Saisi par des parents d’élèves en situation de handicap, le Défenseur des droits a eu l’occasion de rappeler ces principes à maintes reprises(1)(2) :

  • « Le refus d’un enfant au voyage scolaire organisé par son établissement constitue une discrimination fondée sur son handicap. »
  • L’équipe éducative a « l’obligation de mettre en place des aménagements raisonnables afin de garantir aux enfants en situation de handicap un égal accès au droit à l’éducation sur la base de l’égalité avec les autres enfants ».
  • L’Éducation nationale doit « garantir l’adoption par les établissements scolaires d’une procédure d’évaluation individualisée des aménagements nécessaires, pour répondre au cas par cas aux besoins de chaque élève en situation de handicap, en associant les familles ainsi que les professionnels intervenant auprès de l’enfant – AESH et enseignants »

Il ressort des décisions du Défenseur des droits trois lignes directrices majeures :

  1. L’établissement met en œuvre des aménagements raisonnables pour permettre à l’élève handicapé de participer à la sortie ou au voyage scolaire.
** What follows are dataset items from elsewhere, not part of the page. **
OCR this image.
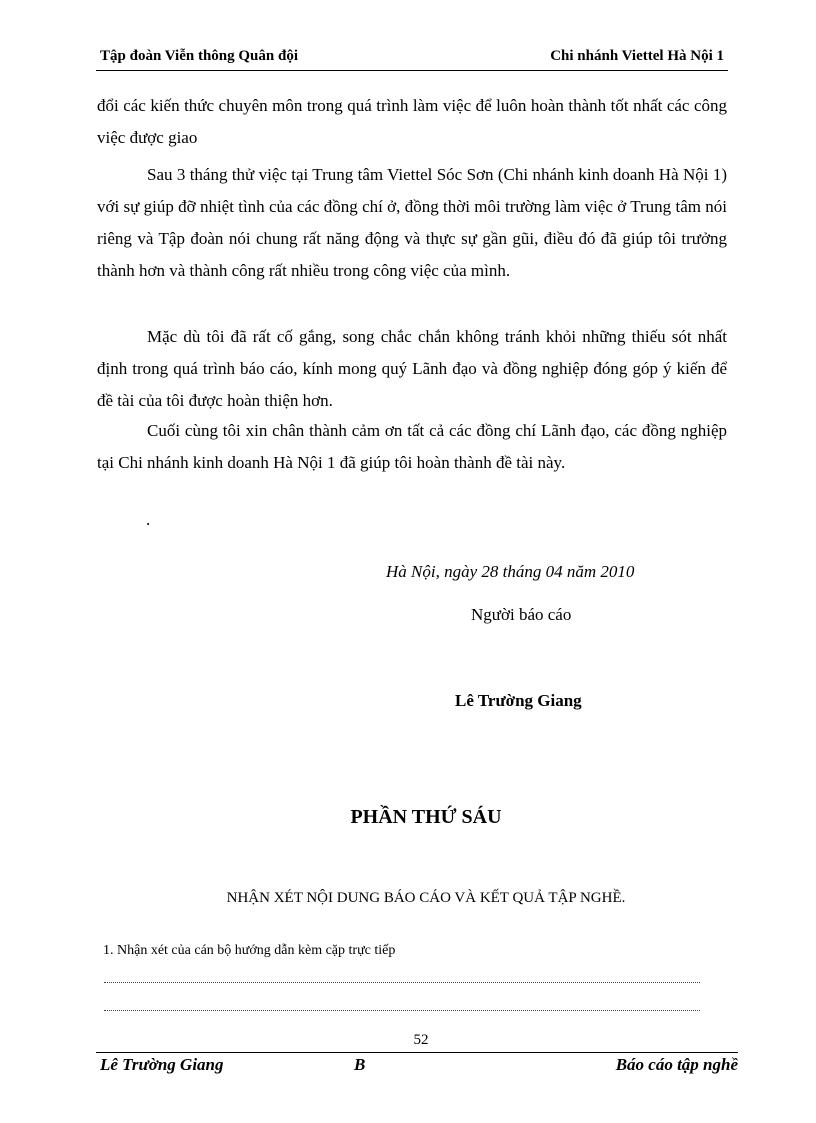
Tập đoàn Viễn thông Quân đội	Chi nhánh Viettel Hà Nội 1

đổi các kiến thức chuyên môn trong quá trình làm việc để luôn hoàn thành tốt nhất các công việc được giao

Sau 3 tháng thử việc tại Trung tâm Viettel Sóc Sơn (Chi nhánh kinh doanh Hà Nội 1) với sự giúp đỡ nhiệt tình của các đồng chí ở, đồng thời môi trường làm việc ở Trung tâm nói riêng và Tập đoàn nói chung rất năng động và thực sự gần gũi, điều đó đã giúp tôi trưởng thành hơn và thành công rất nhiều trong công việc của mình.

Mặc dù tôi đã rất cố gắng, song chắc chắn không tránh khỏi những thiếu sót nhất định trong quá trình báo cáo, kính mong quý Lãnh đạo và đồng nghiệp đóng góp ý kiến để đề tài của tôi được hoàn thiện hơn.

Cuối cùng tôi xin chân thành cảm ơn tất cả các đồng chí Lãnh đạo, các đồng nghiệp tại Chi nhánh kinh doanh Hà Nội 1 đã giúp tôi hoàn thành đề tài này.

.
Hà Nội, ngày 28 tháng 04 năm 2010
Người báo cáo
Lê Trường Giang
PHẦN THỨ SÁU
NHẬN XÉT NỘI DUNG BÁO CÁO VÀ KẾT QUẢ TẬP NGHỀ.
1. Nhận xét của cán bộ hướng dẫn kèm cặp trực tiếp
52
Lê Trường Giang	B	Báo cáo tập nghề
Exemples : temps réduit de sortie, accompagnement par le parent de l’élève ou encore participation à distance.
  2. La situation de chaque élève est traitée de manière individuelle, en fonction de la nature de son handicap et des modalités de la sortie envisagée. En tout état de cause, il est recommandé de prévoir des activités auxquelles l’enfant peut participer malgré son handicap, pour éviter la discrimination.
  3. Les projets de sorties scolaires sont construits collectivement, en collaboration avec le parent et l’AESH (accompagnant des élèves en situation de handicap). Exemple: l’enseignant organise un rendez-vous avec le parent pour s’informer sur les soins à apporter à l’enfant et pour réfléchir à la manière de les assurer pendant la sortie. 

Le rôle de l’AESH à l’occasion des sorties et des voyages scolaires

« Lorsque l’enseignant prévoit d’organiser des voyages ou des sorties scolaires avec nuitée(s), la personne en charge du recrutement du personnel accompagnant privilégie un AESH. »

Le ministère de l’Éducation nationale et de la Jeunesse informe que l’AESH peut accompagner l’élève handicapé aux sorties scolaires de type occasionnelle ou régulière. À noter que l’AESH n’est jamais comptabilisé comme personnel encadrant la sortie, puisqu’il se dédie à l’élève handicapé.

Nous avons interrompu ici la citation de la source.